### First model using scikit learn linear regression
This is a first attempt to train using the given data using a linear regression model
The data will be analyzed based on startdate, locations

#### Import libraries and define constants

In [None]:
# Import necessary libraries
import pandas as pd
from sklearn.linear_model import LinearRegression
from sklearn.metrics import mean_squared_error
# from shapely.geometry import Point

# Import additional libraries
import os
from IPython.display import display
from math import radians, cos, sin, asin, sqrt


In [None]:
pd.set_option("display.max.columns", None)

In [None]:
# Define the filepath

data_dir = os.path.abspath(os.path.join(os.getcwd(), os.pardir)) + '/data'

training_csv = data_dir + '/train_data.csv'
test_csv = data_dir + '/test_data.csv'

print(training_csv)
print(test_csv)

#### Define dataframes and add necessary features

In [None]:
# Load the training data set
training_data = pd.read_csv(training_csv)

# Load the test data set
test_data = pd.read_csv(test_csv)

In [None]:
# Get all column names in file
with open('training_columns.txt', 'w', encoding='utf-8') as f:
    for col in training_data.columns:
        f.write(col+'\n')

with open('test_columns.txt', 'w', encoding='utf-8') as f:
    for col in test_data.columns:
        f.write(col+'\n')

with open('training_data_info.txt', 'w', encoding='utf-8') as f:
    training_data.info(verbose=True, buf=f)

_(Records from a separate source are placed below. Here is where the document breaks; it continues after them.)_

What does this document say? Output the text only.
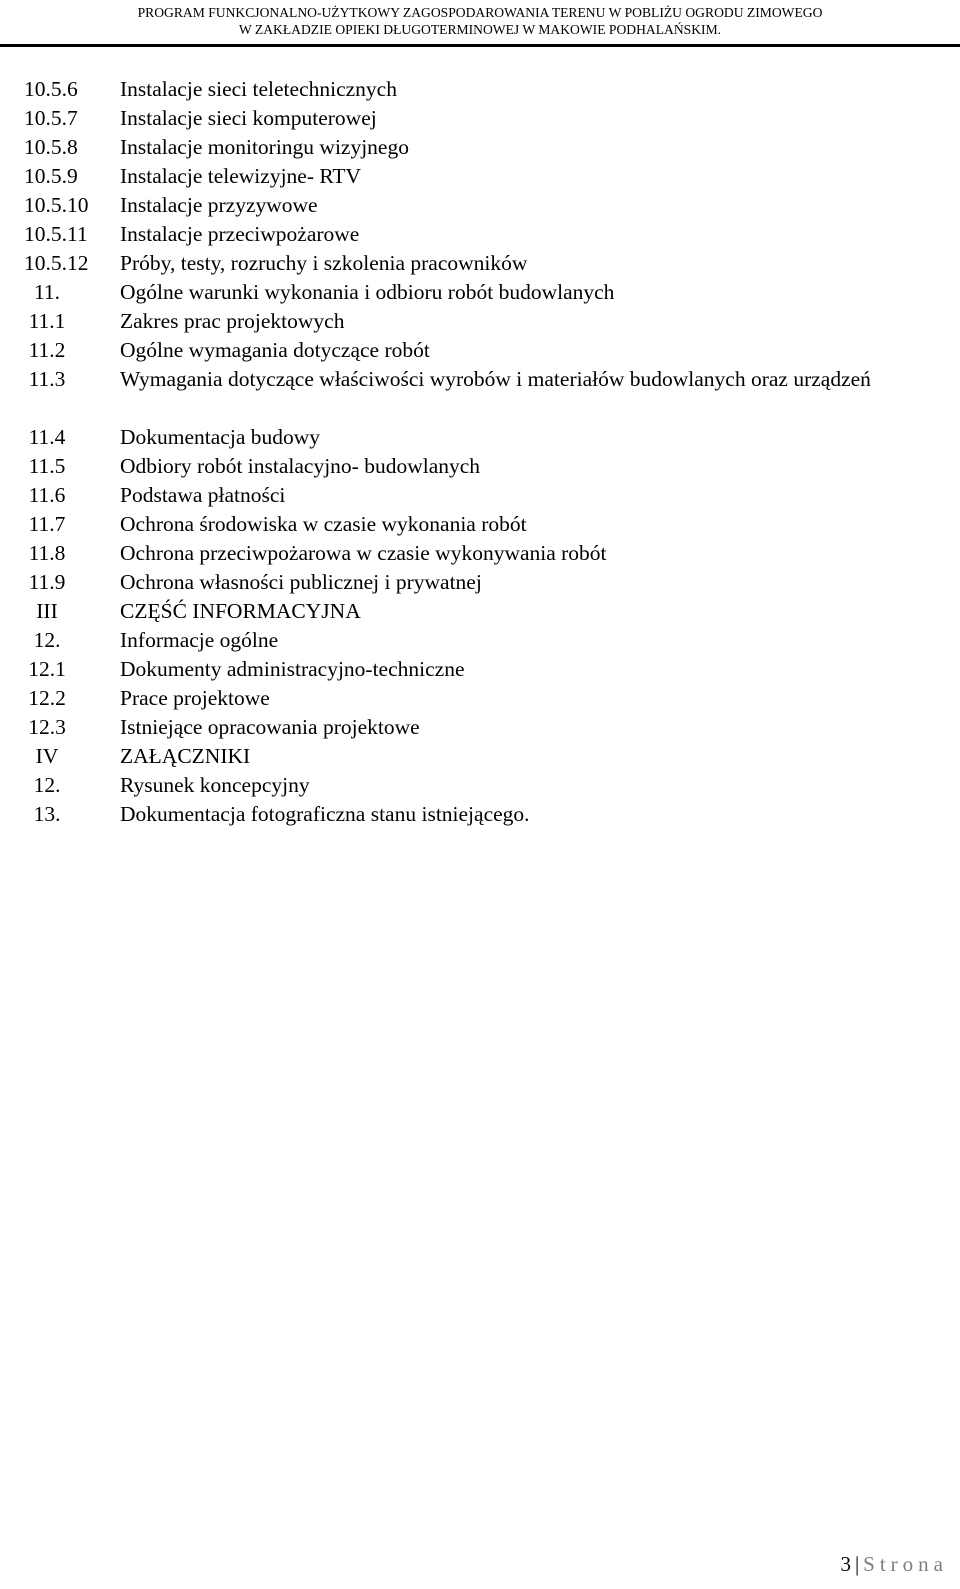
PROGRAM FUNKCJONALNO-UŻYTKOWY ZAGOSPODAROWANIA TERENU W POBLIŻU OGRODU ZIMOWEGO
W ZAKŁADZIE OPIEKI DŁUGOTERMINOWEJ W MAKOWIE PODHALAŃSKIM.
10.5.6	Instalacje sieci teletechnicznych
10.5.7	Instalacje sieci komputerowej
10.5.8	Instalacje monitoringu wizyjnego
10.5.9	Instalacje telewizyjne- RTV
10.5.10	Instalacje przyzywowe
10.5.11	Instalacje przeciwpożarowe
10.5.12	Próby, testy, rozruchy i szkolenia pracowników
11.	Ogólne warunki wykonania i odbioru robót budowlanych
11.1	Zakres prac projektowych
11.2	Ogólne wymagania dotyczące robót
11.3	Wymagania dotyczące właściwości wyrobów i materiałów budowlanych oraz urządzeń
11.4	Dokumentacja budowy
11.5	Odbiory robót instalacyjno- budowlanych
11.6	Podstawa płatności
11.7	Ochrona środowiska w czasie wykonania robót
11.8	Ochrona przeciwpożarowa w czasie wykonywania robót
11.9	Ochrona własności publicznej i prywatnej
III	CZĘŚĆ INFORMACYJNA
12.	Informacje ogólne
12.1	Dokumenty administracyjno-techniczne
12.2	Prace projektowe
12.3	Istniejące opracowania projektowe
IV	ZAŁĄCZNIKI
12.	Rysunek koncepcyjny
13.	Dokumentacja fotograficzna stanu istniejącego.
3 | Strona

# display(training_data.describe())
# display(test_data.describe())

In [None]:
# Find the target column
target_column = training_data.columns.difference(test_data.columns)[0]
print(f'The target column for prediction is {target_column}')

In [None]:
# Find any column with empty/null values
print(f'Columns with null vaules in Training data are {training_data.columns[training_data.isnull().any()]}')
print(f'Columns with null vaules in Test data are {test_data.columns[test_data.isnull().any()]}')

In [None]:
# Typecaste startdate to datetime for easier handling
training_data.startdate = pd.to_datetime(training_data.startdate, format='%m/%d/%y').strftime('%s')
test_data.startdate = pd.to_datetime(test_data.startdate, format='%m/%d/%y').strftime('%s')

In [None]:
# Get current precision of latitude and longitude
loc_data = training_data[['lat','lon']]
precision = loc_data.applymap(lambda x: len(str(x).split('.')[1]))

print(f'Current precision of latitude in training data is {precision.lat.max()}')
print(f'Current precision of longitude in training data is {precision.lon.max()}')

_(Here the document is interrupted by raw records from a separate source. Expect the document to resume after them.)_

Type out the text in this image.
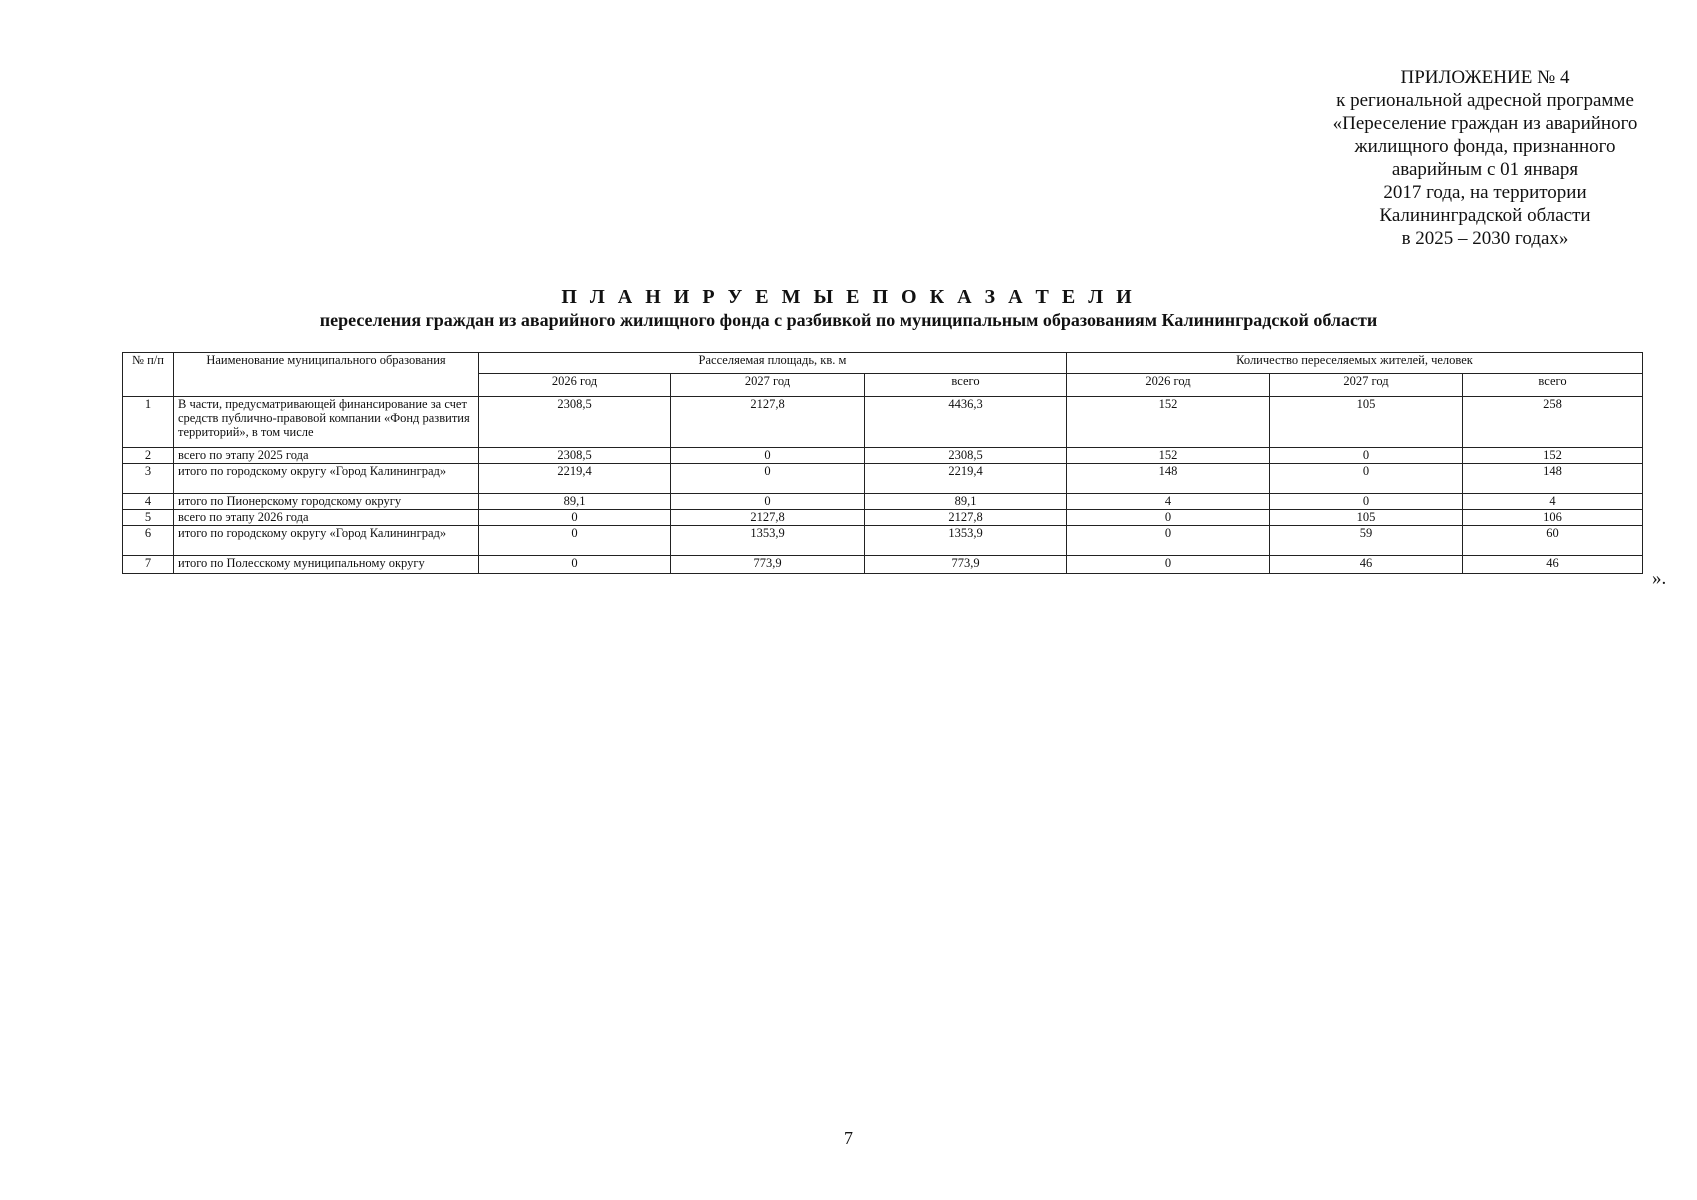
ПРИЛОЖЕНИЕ № 4
к региональной адресной программе
«Переселение граждан из аварийного
жилищного фонда, признанного
аварийным с 01 января
2017 года, на территории
Калининградской области
в 2025 – 2030 годах»
П Л А Н И Р У Е М Ы Е П О К А З А Т Е Л И
переселения граждан из аварийного жилищного фонда с разбивкой по муниципальным образованиям Калининградской области
№ п/п	Наименование муниципального образования	Расселяемая площадь, кв. м			Количество переселяемых жителей, человек		
		2026 год	2027 год	всего	2026 год	2027 год	всего
1	В части, предусматривающей финансирование за счет средств публично-правовой компании «Фонд развития территорий», в том числе	2308,5	2127,8	4436,3	152	105	258
2	всего по этапу 2025 года	2308,5	0	2308,5	152	0	152
3	итого по городскому округу «Город Калининград»	2219,4	0	2219,4	148	0	148
4	итого по Пионерскому городскому округу	89,1	0	89,1	4	0	4
5	всего по этапу 2026 года	0	2127,8	2127,8	0	105	106
6	итого по городскому округу «Город Калининград»	0	1353,9	1353,9	0	59	60
7	итого по Полесскому муниципальному округу	0	773,9	773,9	0	46	46
».
7
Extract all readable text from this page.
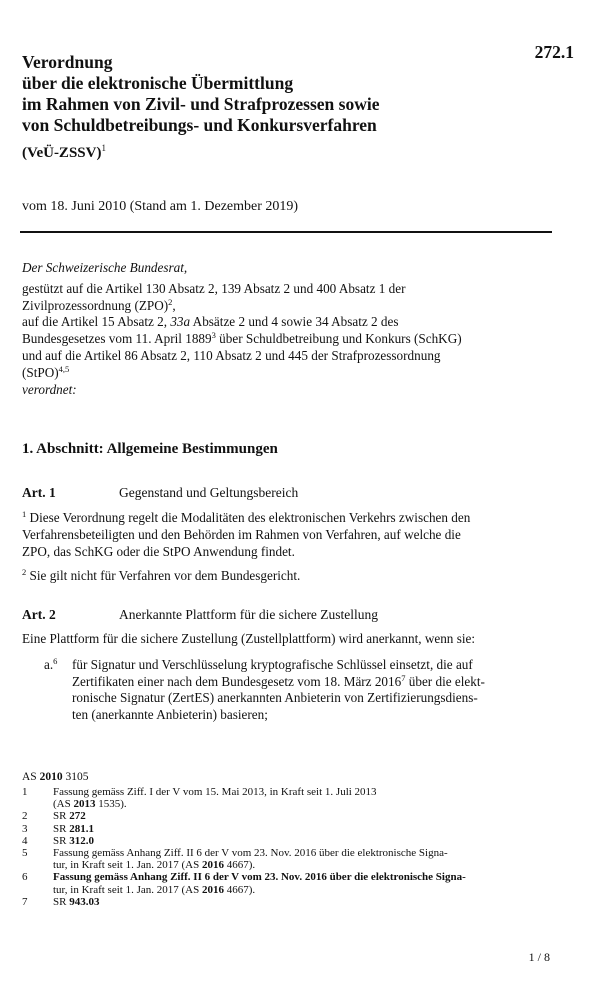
272.1
Verordnung
über die elektronische Übermittlung
im Rahmen von Zivil- und Strafprozessen sowie
von Schuldbetreibungs- und Konkursverfahren
(VeÜ-ZSSV)$^1$
vom 18. Juni 2010 (Stand am 1. Dezember 2019)
Der Schweizerische Bundesrat,
gestützt auf die Artikel 130 Absatz 2, 139 Absatz 2 und 400 Absatz 1 der
Zivilprozessordnung (ZPO)$^2$,
auf die Artikel 15 Absatz 2, 33a Absätze 2 und 4 sowie 34 Absatz 2 des
Bundesgesetzes vom 11. April 1889$^3$ über Schuldbetreibung und Konkurs (SchKG)
und auf die Artikel 86 Absatz 2, 110 Absatz 2 und 445 der Strafprozessordnung
(StPO)$^{4,5}$
verordnet:
1. Abschnitt: Allgemeine Bestimmungen
Art. 1	Gegenstand und Geltungsbereich
$^1$ Diese Verordnung regelt die Modalitäten des elektronischen Verkehrs zwischen den
Verfahrensbeteiligten und den Behörden im Rahmen von Verfahren, auf welche die
ZPO, das SchKG oder die StPO Anwendung findet.
$^2$ Sie gilt nicht für Verfahren vor dem Bundesgericht.
Art. 2	Anerkannte Plattform für die sichere Zustellung
Eine Plattform für die sichere Zustellung (Zustellplattform) wird anerkannt, wenn sie:
a.$^6$ für Signatur und Verschlüsselung kryptografische Schlüssel einsetzt, die auf
Zertifikaten einer nach dem Bundesgesetz vom 18. März 2016$^7$ über die elekt-
ronische Signatur (ZertES) anerkannten Anbieterin von Zertifizierungsdiens-
ten (anerkannte Anbieterin) basieren;
AS 2010 3105
1 Fassung gemäss Ziff. I der V vom 15. Mai 2013, in Kraft seit 1. Juli 2013
(AS 2013 1535).
2 SR 272
3 SR 281.1
4 SR 312.0
5 Fassung gemäss Anhang Ziff. II 6 der V vom 23. Nov. 2016 über die elektronische Signa-
tur, in Kraft seit 1. Jan. 2017 (AS 2016 4667).
6 Fassung gemäss Anhang Ziff. II 6 der V vom 23. Nov. 2016 über die elektronische Signa-
tur, in Kraft seit 1. Jan. 2017 (AS 2016 4667).
7 SR 943.03
1 / 8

loc_data = test_data[['lat','lon']]
precision = loc_data.applymap(lambda x: len(str(x).split('.')[1]))

print(f'Current precision of latitude in test data is {precision.lat.max()}')
print(f'Current precision of longitude in test data is {precision.lon.max()}')


In [None]:
# Add standard 15 digit decimal places precision to latitude and longitude
training_data['lat'] = training_data['lat'].round(15)
training_data['lon'] = training_data['lon'].round(15)
test_data['lat'] = test_data['lat'].round(15)
test_data['lon'] = test_data['lon'].round(15)

In [None]:
# Need to combine the latitude and longitude for easier data handling
# 'Single-point' Haversine: Calculates the great circle distance between a point on Earth and the (0, 0) lat-long coordinate

def single_pt_haversine(lat, lon, degrees=True):
    
    r = 6371 # Earth's radius (km)

    # Convert decimal degrees to radians
    if degrees:
        lat, lon = map(radians, [lat, lon])

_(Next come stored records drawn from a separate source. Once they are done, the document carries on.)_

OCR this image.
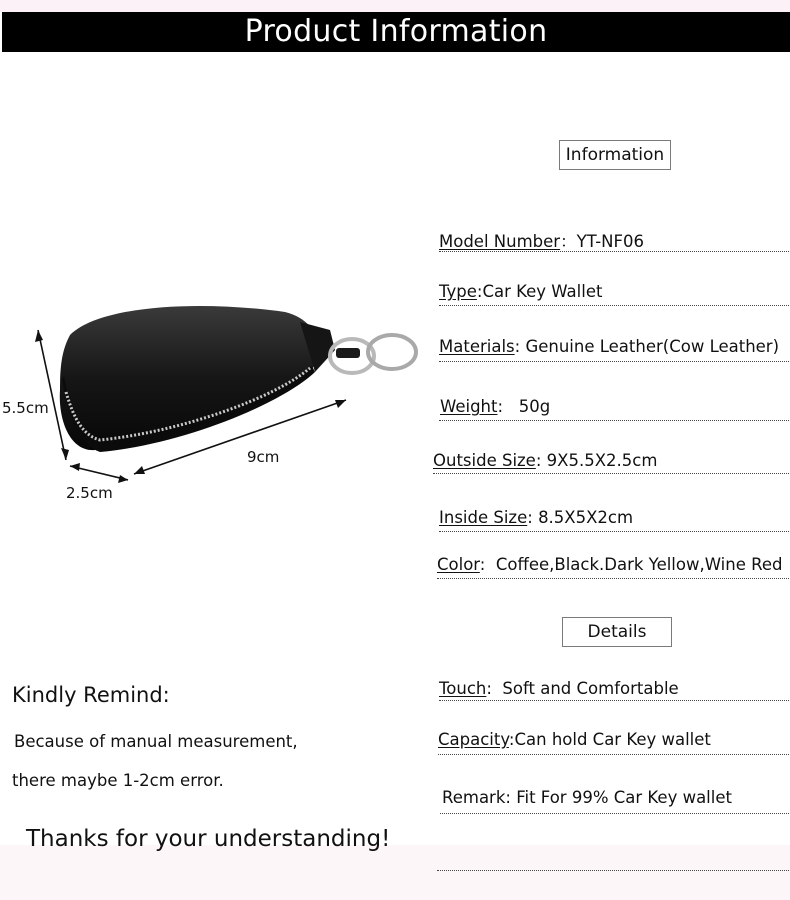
Product Information
5.5cm
9cm
2.5cm
Information
Model Number：YT-NF06
Type:Car Key Wallet
Materials: Genuine Leather(Cow Leather)
Weight:   50g
Outside Size: 9X5.5X2.5cm
Inside Size: 8.5X5X2cm
Color:  Coffee,Black.Dark Yellow,Wine Red
Details
Touch:  Soft and Comfortable
Capacity:Can hold Car Key wallet
Remark: Fit For 99% Car Key wallet
Kindly Remind:
Because of manual measurement,
there maybe 1-2cm error.
Thanks for your understanding!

    # 'Single-point' Haversine formula
    a = sin(lat/2)**2 + cos(lat) * sin(lon/2)**2
    d = 2 * r * asin(sqrt(a)) 

    return d

In [None]:
# Combine latitude and longitude to generate unique geolocations
# training_data['location'] = training_data.apply(lambda x: Point(x['lon'], x['lat']), axis=1)
# training_data['location']= training_data[['lat','lon']].values.tolist()

training_data['haversine_distance'] = [single_pt_haversine(x, y) for x, y in zip(training_data.lat, training_data.lon)]
print(f'There are {training_data.haversine_distance.nunique()} unique locations in training data')

In [None]:
test_data['haversine_distance'] = [single_pt_haversine(x, y) for x, y in zip(test_data.lat, test_data.lon)]
print(f'There are {test_data.haversine_distance.nunique()} unique locations in test data')

In [None]:
# Get unique locations by combining test and training data and grouping by latitude and longitude
combined_data = pd.concat([training_data,test_data], axis=0)
combined_data['haversine_distance'] = [single_pt_haversine(x, y) for x, y in zip(combined_data.lat, combined_data.lon)]
print(f'There are {combined_data.haversine_distance.nunique()} unique locations in combined data')

In [None]:
# Split combined data into training and test dataframe with location
training_data = combined_data.iloc[:len(training_data)]
test_data = combined_data.iloc[len(training_data):]

In [None]:
# Create target data
target_data = training_data[target_column]

#### Data wrangling starts here

In [None]:
# Taking a backup of the original training dataframe
training_data_full = training_data
training_data_full.info()

In [None]:
# Listing the important columns
column_names = ['haversine_distance', 'startdate', 'lat', 'lon', 'climateregions__climateregion', 'elevation__elevation', 'contest-wind-h500-14d__wind-hgt-500', 'contest-slp-14d__slp', 'contest-pres-sfc-gauss-14d__pres', 'contest-pevpr-sfc-gauss-14d__pevpr', 'contest-precip-14d__precip', 'contest-prwtr-eatm-14d__prwtr', 'contest-rhum-sig995-14d__rhum', 'contest-wind-uwnd-250-14d__wind-uwnd-250', 'contest-wind-uwnd-925-14d__wind-uwnd-925', 'contest-wind-vwnd-250-14d__wind-vwnd-250', 'contest-wind-vwnd-925-14d__wind-vwnd-925', 'mei__mei', 'mei__meirank', 'mei__nip', 'mjo1d__amplitude', 'mjo1d__phase', 'sst-2010-1', 'sst-2010-2', 'sst-2010-3', 'sst-2010-4', 'sst-2010-5', 'sst-2010-6', 'sst-2010-7', 'sst-2010-8', 'sst-2010-9', 'sst-2010-10','contest-tmp2m-14d__tmp2m']

# Drop unnecessary columns
temp_data = training_data.drop(training_data.columns.difference(column_names),axis= 1)
training_data = temp_data.loc[:,column_names]
training_data.head()

In [None]:
training_data['climateregions__climateregion']= training_data['climateregions__climateregion'].astype(str)
training_data['startdate']= training_data['startdate'].astype(str)



### Dummy data training codes

In [None]:
# Train the model
model = LinearRegression().fit(training_data, target_data)

In [None]:
# Predict the target values for the test data
predictions = model.predict(test_data)

In [None]:
# Calculate the mean squared error between the predicted and actual target values
mse = mean_squared_error(target_data, predictions)
print("Mean Squared Error:", mse)